Evaluate the improper integral: $\int_{0}^{\infty}\frac{\ln(x)}{1+x^{2}}dx$ Good evening, have problems with the next integral
$$\int_{0}^{\infty}\frac{\ln(x)}{1+x^{2}}dx$$
I tried to do it using Faymann's trick but it does not work out ... they could help me with the procedure or an idea
Making the change of variable with $x=\tan(y)$, what I got is,
$$\int\ln(\tan(y))dy=\int\ln(\sin(y))dy-\int\ln(\cos(y))dy$$
how can you continue?
Thank you
 A: Enforcing $x=1/u$ gives $dx=-\frac{1}{u^2}du$ and $$I=\int_{0}^{\infty}\frac{\ln(x)}{1+x^{2}} dx = \int_{0}^{\infty}\frac{\ln(1/u)}{1+1/u^{2}}\frac{1}{u^2}du =-\int_{0}^{\infty}\frac{\ln(x)}{1+x^{2}}dx=-I$$
Hence $$ I=\int_{0}^{\infty}\frac{\ln(x)}{1+x^{2}} dx =0$$
A: It is trivially zero by symmetry, it is enough to enforce the substitution $x\mapsto \frac{1}{z}$ on the interval $(1,+\infty)$. You may also notice that
$$ \int_{0}^{1}\frac{\log x}{1+x^2}\,dx = \sum_{n\geq 0}(-1)^n\int_{0}^{1}x^{2n}\log(x)\,dx = \sum_{n\geq 0}\frac{(-1)^{n+1}}{(2n+1)^2}$$
equals the opposite Catalan's constant.
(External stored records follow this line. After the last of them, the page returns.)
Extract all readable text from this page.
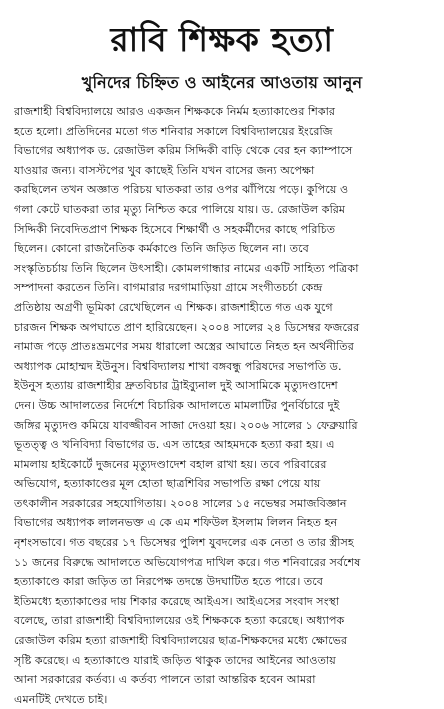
রাবি শিক্ষক হত্যা
খুনিদের চিহ্নিত ও আইনের আওতায় আনুন
রাজশাহী বিশ্ববিদ্যালয়ে আরও একজন শিক্ষককে নির্মম হত্যাকাণ্ডের শিকার
হতে হলো। প্রতিদিনের মতো গত শনিবার সকালে বিশ্ববিদ্যালয়ের ইংরেজি
বিভাগের অধ্যাপক ড. রেজাউল করিম সিদ্দিকী বাড়ি থেকে বের হন ক্যাম্পাসে
যাওয়ার জন্য। বাসস্টপের খুব কাছেই তিনি যখন বাসের জন্য অপেক্ষা
করছিলেন তখন অজ্ঞাত পরিচয় ঘাতকরা তার ওপর ঝাঁপিয়ে পড়ে। কুপিয়ে ও
গলা কেটে ঘাতকরা তার মৃত্যু নিশ্চিত করে পালিয়ে যায়। ড. রেজাউল করিম
সিদ্দিকী নিবেদিতপ্রাণ শিক্ষক হিসেবে শিক্ষার্থী ও সহকর্মীদের কাছে পরিচিত
ছিলেন। কোনো রাজনৈতিক কর্মকাণ্ডে তিনি জড়িত ছিলেন না। তবে
সংস্কৃতিচর্চায় তিনি ছিলেন উৎসাহী। কোমলগান্ধার নামের একটি সাহিত্য পত্রিকা
সম্পাদনা করতেন তিনি। বাগমারার দরগামাড়িয়া গ্রামে সংগীতচর্চা কেন্দ্র
প্রতিষ্ঠায় অগ্রণী ভূমিকা রেখেছিলেন এ শিক্ষক। রাজশাহীতে গত এক যুগে
চারজন শিক্ষক অপঘাতে প্রাণ হারিয়েছেন। ২০০৪ সালের ২৪ ডিসেম্বর ফজরের
নামাজ পড়ে প্রাতঃভ্রমণের সময় ধারালো অস্ত্রের আঘাতে নিহত হন অর্থনীতির
অধ্যাপক মোহাম্মদ ইউনুস। বিশ্ববিদ্যালয় শাখা বঙ্গবন্ধু পরিষদের সভাপতি ড.
ইউনুস হত্যায় রাজশাহীর দ্রুতবিচার ট্রাইব্যুনাল দুই আসামিকে মৃত্যুদণ্ডাদেশ
দেন। উচ্চ আদালতের নির্দেশে বিচারিক আদালতে মামলাটির পুনর্বিচারে দুই
জঙ্গির মৃত্যুদণ্ড কমিয়ে যাবজ্জীবন সাজা দেওয়া হয়। ২০০৬ সালের ১ ফেব্রুয়ারি
ভূতত্ত্ব ও খনিবিদ্যা বিভাগের ড. এস তাহের আহমদকে হত্যা করা হয়। এ
মামলায় হাইকোর্টে দুজনের মৃত্যুদণ্ডাদেশ বহাল রাখা হয়। তবে পরিবারের
অভিযোগ, হত্যাকাণ্ডের মূল হোতা ছাত্রশিবির সভাপতি রক্ষা পেয়ে যায়
তৎকালীন সরকারের সহযোগিতায়। ২০০৪ সালের ১৫ নভেম্বর সমাজবিজ্ঞান
বিভাগের অধ্যাপক লালনভক্ত এ কে এম শফিউল ইসলাম লিলন নিহত হন
নৃশংসভাবে। গত বছরের ১৭ ডিসেম্বর পুলিশ যুবদলের এক নেতা ও তার স্ত্রীসহ
১১ জনের বিরুদ্ধে আদালতে অভিযোগপত্র দাখিল করে। গত শনিবারের সর্বশেষ
হত্যাকাণ্ডে কারা জড়িত তা নিরপেক্ষ তদন্তে উদঘাটিত হতে পারে। তবে
ইতিমধ্যে হত্যাকাণ্ডের দায় শিকার করেছে আইএস। আইএসের সংবাদ সংস্থা
বলেছে, তারা রাজশাহী বিশ্ববিদ্যালয়ের ওই শিক্ষককে হত্যা করেছে। অধ্যাপক
রেজাউল করিম হত্যা রাজশাহী বিশ্ববিদ্যালয়ের ছাত্র-শিক্ষকদের মধ্যে ক্ষোভের
সৃষ্টি করেছে। এ হত্যাকাণ্ডে যারাই জড়িত থাকুক তাদের আইনের আওতায়
আনা সরকারের কর্তব্য। এ কর্তব্য পালনে তারা আন্তরিক হবেন আমরা
এমনটিই দেখতে চাই।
Through Feyman's trick,
$$ \int_{0}^{1}\frac{x^\alpha}{1+x^2}\,dx = \sum_{n\geq 0}\frac{(-1)^n}{2n+1+\alpha} $$
leads to the very same conclusion by differentiating both sides with respect to $\alpha$.
A: Note
$$I=\int_{0}^{\infty}\frac{\ln(x)}{1+x^{2}}dx=\int_{0}^{1}\frac{\ln(x)}{1+x^{2}}dx+\int_{1}^{\infty}\frac{\ln(x)}{1+x^{2}}dx.$$
Under $x=\frac1u$, the second part of the above becomes
$$ \int_{1}^{\infty}\frac{\ln(x)}{1+x^{2}}dx=-\int_{1}^{0}\frac{\ln(\frac1u)}{1+\frac{1}{u^{2}}}\frac{du}{u^2}=-\int_{0}^{1}\frac{\ln(u)}{1+u^{2}}du$$
and hence
$$ I=0. $$